Chez l'enfant, cela passe par la création d'espaces où il peut être sans être noté. Des temps de jeu libre, d'expression ou d'erreur. Des moments où il n'y a pas de rôle à tenir...

Chez l'adulte, cela demande parfois de déshabiller le costume, de revenir à soi, de réapprendre à être sans performer. Cela passe par l'introspection, la bienveillance envers soi, l'audace d'être étrange ou mouvant. Cela passe par le fait de dire « non », parfois. Ou « oui », enfin.

Le coaching, ici, devient un espace de réconciliation. On n'y fabrique pas une identité toute neuve. On y remet en lumière celle qui était déjà là, en friche. On apprend à l’habiter avec plus de liberté.

Et si en résumé, l'authenticité, ce n'était pas se trouver mais plutôt s'autoriser !

Je crois qu'on ne "trouve" pas qui on est comme on trouve un objet perdu sous un lit. On se crée, on se dessine, on se réinvente. Et parfois, on se perd. Mais dans cette perte, il y a une poésie. Celle du vivant. Celle du mouvement.
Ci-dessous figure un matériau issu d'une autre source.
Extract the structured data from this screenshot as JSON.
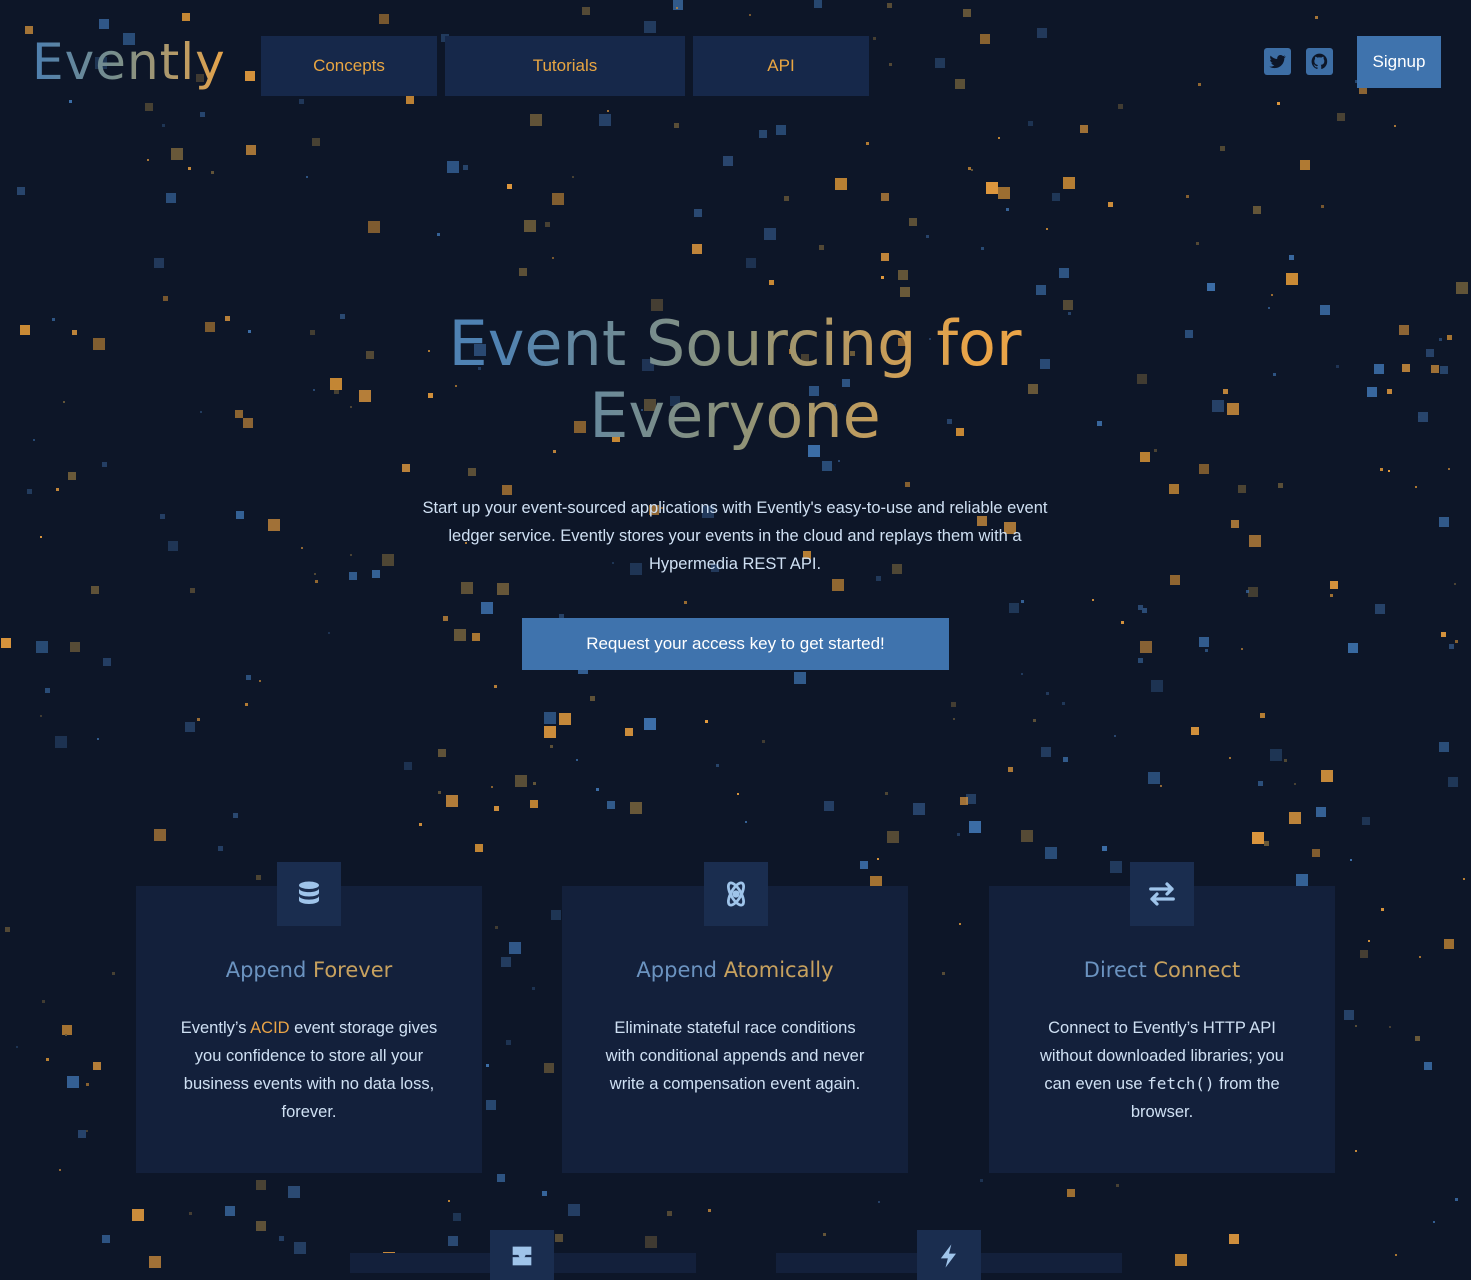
{
  "brand": {
    "logo_text": "Evently",
    "colors": {
      "background": "#0d1628",
      "accent_blue": "#3f73ad",
      "accent_orange": "#eaa447",
      "nav_bg": "#16284a",
      "card_bg": "#13203b"
    }
  },
  "nav": {
    "items": [
      {
        "label": "Concepts"
      },
      {
        "label": "Tutorials"
      },
      {
        "label": "API"
      }
    ]
  },
  "header": {
    "social": [
      {
        "icon": "twitter-icon"
      },
      {
        "icon": "github-icon"
      }
    ],
    "signup_label": "Signup"
  },
  "hero": {
    "title_line1": "Event Sourcing for",
    "title_line2": "Everyone",
    "description": "Start up your event-sourced applications with Evently's easy-to-use and reliable event ledger service. Evently stores your events in the cloud and replays them with a Hypermedia REST API.",
    "cta_label": "Request your access key to get started!"
  },
  "features": [
    {
      "icon": "database-icon",
      "title_a": "Append ",
      "title_b": "Forever",
      "text_before": "Evently’s ",
      "text_highlight": "ACID",
      "text_after": " event storage gives you confidence to store all your business events with no data loss, forever."
    },
    {
      "icon": "atom-icon",
      "title_a": "Append ",
      "title_b": "Atomically",
      "text": "Eliminate stateful race conditions with conditional appends and never write a compensation event again."
    },
    {
      "icon": "exchange-arrows-icon",
      "title_a": "Direct ",
      "title_b": "Connect",
      "text_before": "Connect to Evently’s HTTP API without downloaded libraries; you can even use ",
      "text_code": "fetch()",
      "text_after": " from the browser."
    }
  ],
  "features_row2": [
    {
      "icon": "inbox-icon"
    },
    {
      "icon": "bolt-icon"
    }
  ]
}
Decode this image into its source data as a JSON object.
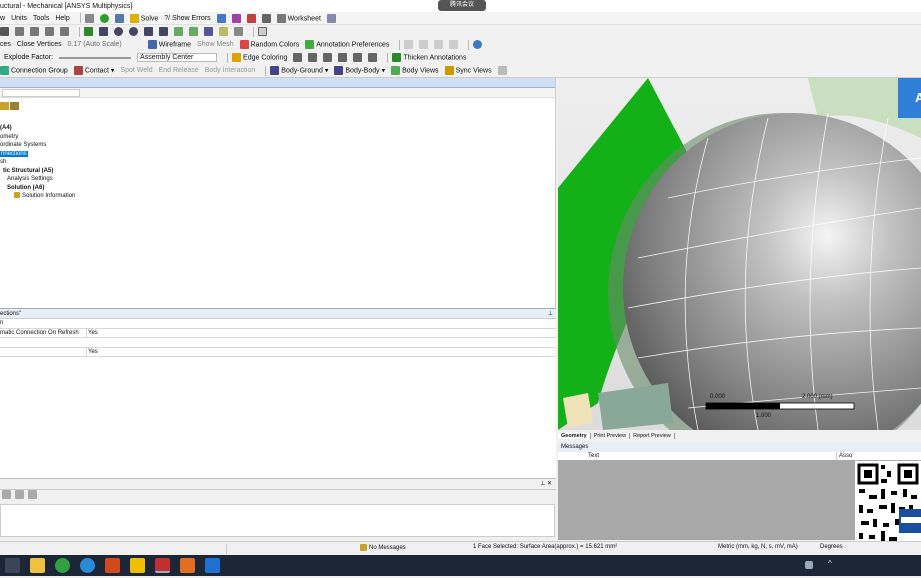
{
  "window": {
    "title": "uctural - Mechanical [ANSYS Multiphysics]",
    "overlay_label": "腾讯会议"
  },
  "menu": [
    "w",
    "Units",
    "Tools",
    "Help"
  ],
  "toolbar1": {
    "solve": "Solve",
    "show_errors": "?/ Show Errors",
    "worksheet": "Worksheet"
  },
  "toolbar2": {
    "ces": "ces",
    "close_vertices": "Close Vertices",
    "auto_scale": "0.17 (Auto Scale)",
    "wireframe": "Wireframe",
    "show_mesh": "Show Mesh",
    "random_colors": "Random Colors",
    "annotation_prefs": "Annotation Preferences"
  },
  "toolbar3": {
    "explode_factor": "Explode Factor:",
    "assembly_center": "Assembly Center",
    "edge_coloring": "Edge Coloring",
    "thicken_annotations": "Thicken Annotations"
  },
  "toolbar4": {
    "connection_group": "Connection Group",
    "contact": "Contact",
    "spot_weld": "Spot Weld",
    "end_release": "End Release",
    "body_interaction": "Body Interaction",
    "body_ground": "Body-Ground",
    "body_body": "Body-Body",
    "body_views": "Body Views",
    "sync_views": "Sync Views"
  },
  "tree": [
    "(A4)",
    "ometry",
    "ordinate Systems",
    "nnections",
    "sh",
    "tic Structural (A5)",
    "Analysis Settings",
    "Solution (A6)",
    "Solution Information"
  ],
  "details": {
    "title": "ections\"",
    "rows": [
      {
        "k": "n",
        "v": ""
      },
      {
        "k": "matic Connection On Refresh",
        "v": "Yes"
      },
      {
        "k": "",
        "v": ""
      },
      {
        "k": "",
        "v": "Yes"
      }
    ]
  },
  "graphics": {
    "corner_letter": "A",
    "scale_left": "0.000",
    "scale_right": "2.000 (mm)",
    "scale_mid": "1.000"
  },
  "graphics_tabs": [
    "Geometry",
    "Print Preview",
    "Report Preview"
  ],
  "messages": {
    "title": "Messages",
    "col_text": "Text",
    "col_assoc": "Asso"
  },
  "status": {
    "no_messages": "No Messages",
    "selection": "1 Face Selected: Surface Area(approx.) = 15.621 mm²",
    "units": "Metric (mm, kg, N, s, mV, mA)",
    "degrees": "Degrees"
  },
  "colors": {
    "accent": "#0078d7",
    "green": "#13b117",
    "sphere": "#8a8a8a"
  }
}
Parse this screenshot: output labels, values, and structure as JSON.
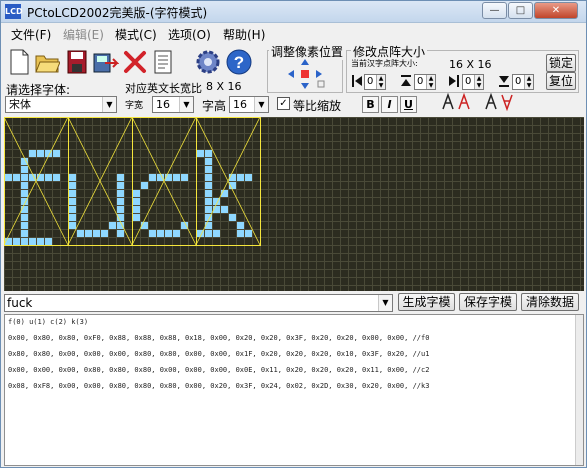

Alors je n'ai pas de recette. Mais j'ai une conviction : plus on s'autorise à se dire vrai, même dans le flou, plus on laisse aussi les autres le faire.

Et c'est peut-être ça, l'authenticité : un espace qu'on s'offre et qu'on ouvre. Le coaching, dans tout ça, n'est pas une solution miracle. C'est un cadre. Un miroir doux. Un chemin pour se dire : je suis encore là. Et j'ai le droit d'exister comme je suis, pas comme je dois.